Trauer gehört zum Leben

Die Waldbreitbacher Hospiz-Stiftung unterstützt die Ökumenische Hospiz-Initiative Wipperfürth

16.05.2012

Wipperfürth. „Ich bin glücklich darüber, dass Sie unseren Antrag so schnell, selbstverständlich und unbürokratisch besprochen und genehmigt haben. Ihre finanzielle Unterstützung bringt uns ein großes Stück weiter“, freute sich Regina Löhr. Mitte April nahm die Koordinatorin der Ökumenischen Hospiz-Initiative Wipperfürth einen Scheck in Höhe von 2.500 Euro von Christoph Drolshagen, dem Vorsitzenden der Waldbreitbacher Hospiz-Stiftung, entgegen. Mit dem Geld unterstützt die Stiftung eine Inhouse-Schulung der Ökumenischen Hospiz-Initiative Wipperfürth zum Thema Trauerbegleitung im Rahmen der Sterbebegleitung.

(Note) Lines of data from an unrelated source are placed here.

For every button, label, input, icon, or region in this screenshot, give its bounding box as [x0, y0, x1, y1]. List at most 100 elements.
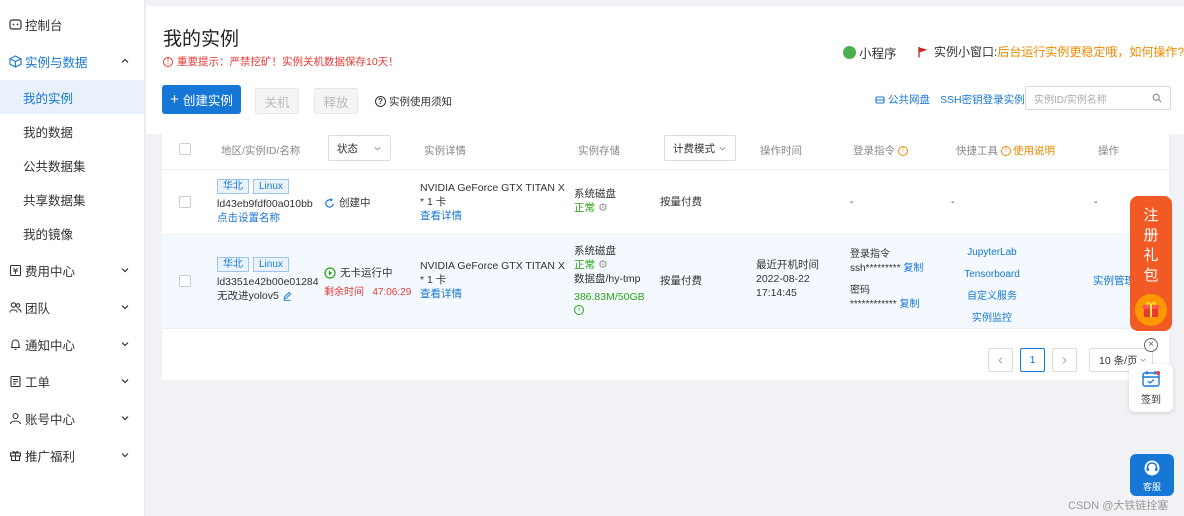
login-command-value: ssh********* — [850, 263, 901, 274]
chevron-down-icon — [121, 268, 129, 273]
edit-icon[interactable] — [282, 291, 292, 301]
wallet-icon — [8, 264, 22, 278]
question-icon: ? — [375, 96, 386, 107]
details-cell: NVIDIA GeForce GTX TITAN X * 1 卡 查看详情 — [420, 181, 565, 223]
sidebar-sub-public-datasets[interactable]: 公共数据集 — [0, 148, 144, 182]
sidebar-item-label: 推广福利 — [25, 450, 76, 464]
tools-cell: - — [951, 196, 955, 208]
release-button[interactable]: 释放 — [314, 88, 358, 114]
sidebar-sub-my-instances[interactable]: 我的实例 — [0, 80, 144, 114]
sidebar-item-promotion[interactable]: 推广福利 — [0, 437, 144, 474]
status-filter-label: 状态 — [337, 142, 358, 155]
os-tag: Linux — [253, 257, 289, 272]
select-all-checkbox[interactable] — [179, 143, 191, 155]
sign-in-button[interactable]: 签到 — [1129, 364, 1173, 412]
region-cell: 华北 Linux ld3351e42b00e01284 无改进yolov5 — [217, 257, 319, 303]
instance-name: 无改进yolov5 — [217, 290, 279, 302]
data-disk-usage: 386.83M/50GB — [574, 291, 645, 303]
mini-program-link[interactable]: 小程序 — [843, 43, 897, 62]
sidebar-item-team[interactable]: 团队 — [0, 289, 144, 326]
chevron-down-icon — [121, 453, 129, 458]
usage-notice-link[interactable]: ? 实例使用须知 — [375, 94, 452, 109]
customer-service-button[interactable]: 客服 — [1130, 454, 1174, 496]
search-input[interactable]: 实例ID/实例名称 — [1025, 86, 1171, 110]
copy-login-button[interactable]: 复制 — [903, 263, 923, 274]
sidebar-sub-my-images[interactable]: 我的镜像 — [0, 216, 144, 250]
status-text: 创建中 — [339, 197, 371, 209]
instance-id: ld43eb9fdf00a010bb — [217, 198, 313, 210]
usage-guide-link[interactable]: 使用说明 — [1013, 143, 1055, 158]
last-boot-time: 17:14:45 — [756, 287, 797, 299]
jupyterlab-link[interactable]: JupyterLab — [952, 242, 1032, 264]
header-ops: 操作 — [1098, 145, 1119, 157]
header-login-label: 登录指令 — [853, 145, 895, 157]
billing-filter-dropdown[interactable]: 计费模式 — [664, 135, 736, 161]
view-details-link[interactable]: 查看详情 — [420, 210, 462, 222]
header-card: 我的实例 ! 重要提示：严禁挖矿！实例关机数据保存10天！ 小程序 实例小窗口:… — [146, 6, 1184, 134]
ssh-login-link[interactable]: SSH密钥登录实例 — [940, 92, 1025, 107]
view-details-link[interactable]: 查看详情 — [420, 288, 462, 300]
chevron-left-icon — [998, 356, 1003, 364]
shutdown-button[interactable]: 关机 — [255, 88, 299, 114]
create-instance-button[interactable]: + 创建实例 — [162, 85, 241, 114]
alert-icon: ! — [163, 56, 173, 67]
register-char: 册 — [1143, 227, 1159, 244]
watermark: CSDN @大铁链拴塞 — [1068, 500, 1169, 512]
sidebar-sub-shared-datasets[interactable]: 共享数据集 — [0, 182, 144, 216]
register-char: 礼 — [1143, 247, 1159, 264]
status-filter-dropdown[interactable]: 状态 — [328, 135, 391, 161]
chevron-right-icon — [1062, 356, 1067, 364]
gift-icon — [8, 449, 22, 463]
sidebar-item-account[interactable]: 账号中心 — [0, 400, 144, 437]
last-boot-label: 最近开机时间 — [756, 259, 819, 271]
chevron-down-icon — [1140, 358, 1146, 362]
headset-icon — [1144, 460, 1160, 476]
sidebar-item-tickets[interactable]: 工单 — [0, 363, 144, 400]
custom-service-link[interactable]: 自定义服务 — [952, 286, 1032, 308]
copy-password-button[interactable]: 复制 — [899, 299, 919, 310]
cube-icon — [8, 55, 22, 69]
team-icon — [8, 301, 22, 315]
main-content: 我的实例 ! 重要提示：严禁挖矿！实例关机数据保存10天！ 小程序 实例小窗口:… — [146, 6, 1184, 516]
instance-window-link[interactable]: 后台运行实例更稳定哦，如何操作? — [997, 43, 1184, 60]
tensorboard-link[interactable]: Tensorboard — [952, 264, 1032, 286]
sidebar-item-instances-data[interactable]: 实例与数据 — [0, 43, 144, 80]
user-icon — [8, 412, 22, 426]
table-row: 华北 Linux ld3351e42b00e01284 无改进yolov5 无卡运… — [162, 235, 1169, 329]
login-cell: - — [850, 196, 854, 208]
instance-window: 实例小窗口: 后台运行实例更稳定哦，如何操作? — [917, 43, 1184, 60]
mini-program-icon — [843, 46, 856, 59]
instance-monitor-link[interactable]: 实例监控 — [952, 308, 1032, 330]
remaining-time: 47:06:29 — [372, 287, 412, 298]
info-icon: ! — [1001, 145, 1011, 156]
system-disk-label: 系统磁盘 — [574, 188, 616, 200]
public-disk-link[interactable]: 公共网盘 — [888, 92, 930, 107]
close-icon[interactable]: × — [1144, 338, 1158, 352]
create-instance-label: 创建实例 — [182, 94, 233, 108]
billing-cell: 按量付费 — [660, 275, 702, 287]
set-name-link[interactable]: 点击设置名称 — [217, 212, 280, 224]
prev-page-button[interactable] — [988, 348, 1013, 372]
gear-icon[interactable]: ⚙ — [598, 201, 608, 215]
billing-cell: 按量付费 — [660, 196, 702, 208]
sidebar-item-label: 工单 — [25, 376, 51, 390]
sidebar-item-notifications[interactable]: 通知中心 — [0, 326, 144, 363]
instance-id: ld3351e42b00e01284 — [217, 276, 319, 288]
usage-notice-label: 实例使用须知 — [389, 96, 452, 108]
op-time-cell: 最近开机时间 2022-08-22 17:14:45 — [756, 258, 819, 300]
row-checkbox[interactable] — [179, 196, 191, 208]
next-page-button[interactable] — [1052, 348, 1077, 372]
gear-icon[interactable]: ⚙ — [598, 258, 608, 272]
sidebar-sub-my-data[interactable]: 我的数据 — [0, 114, 144, 148]
flag-icon — [918, 46, 928, 57]
info-circle-icon: i — [574, 305, 584, 315]
instance-management-link[interactable]: 实例管理 — [1093, 274, 1135, 288]
sidebar-item-console[interactable]: 控制台 — [0, 6, 144, 43]
plus-icon: + — [170, 90, 179, 108]
sidebar-item-billing[interactable]: 费用中心 — [0, 252, 144, 289]
row-checkbox[interactable] — [179, 275, 191, 287]
register-gift-banner[interactable]: 注 册 礼 包 — [1130, 196, 1172, 331]
instance-window-label: 实例小窗口: — [934, 45, 998, 59]
page-1-button[interactable]: 1 — [1020, 348, 1045, 372]
chevron-up-icon — [121, 58, 129, 63]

Vor rund 18 Jahren, zu Beginn seines Ruhestandes, gründete Dr. Alfred Schaaf, der langjährige Chefarzt der Inneren Medizin des St. Josef Krankenhauses Wipperfürth die Ökumenische Hospiz-Initiative. Unterstützt wurde er dabei von der evangelischen und katholischen Kirchengemeinde. Inzwischen ist die Hospizarbeit in Wipperfürth gut vernetzt. Es bestehen gute Kooperationen mit dem Franziskusheim, der Caritas-Pflegestation und dem St. Josef Krankenhaus. Alle drei Einrichtungen gehören zur St. Josef Stiftung Wipperfürth, die mit der St. Elisabeth GmbH Waldbreitbach im vergangenen September eine strategische Entwicklungspartnerschaft eingegangen ist.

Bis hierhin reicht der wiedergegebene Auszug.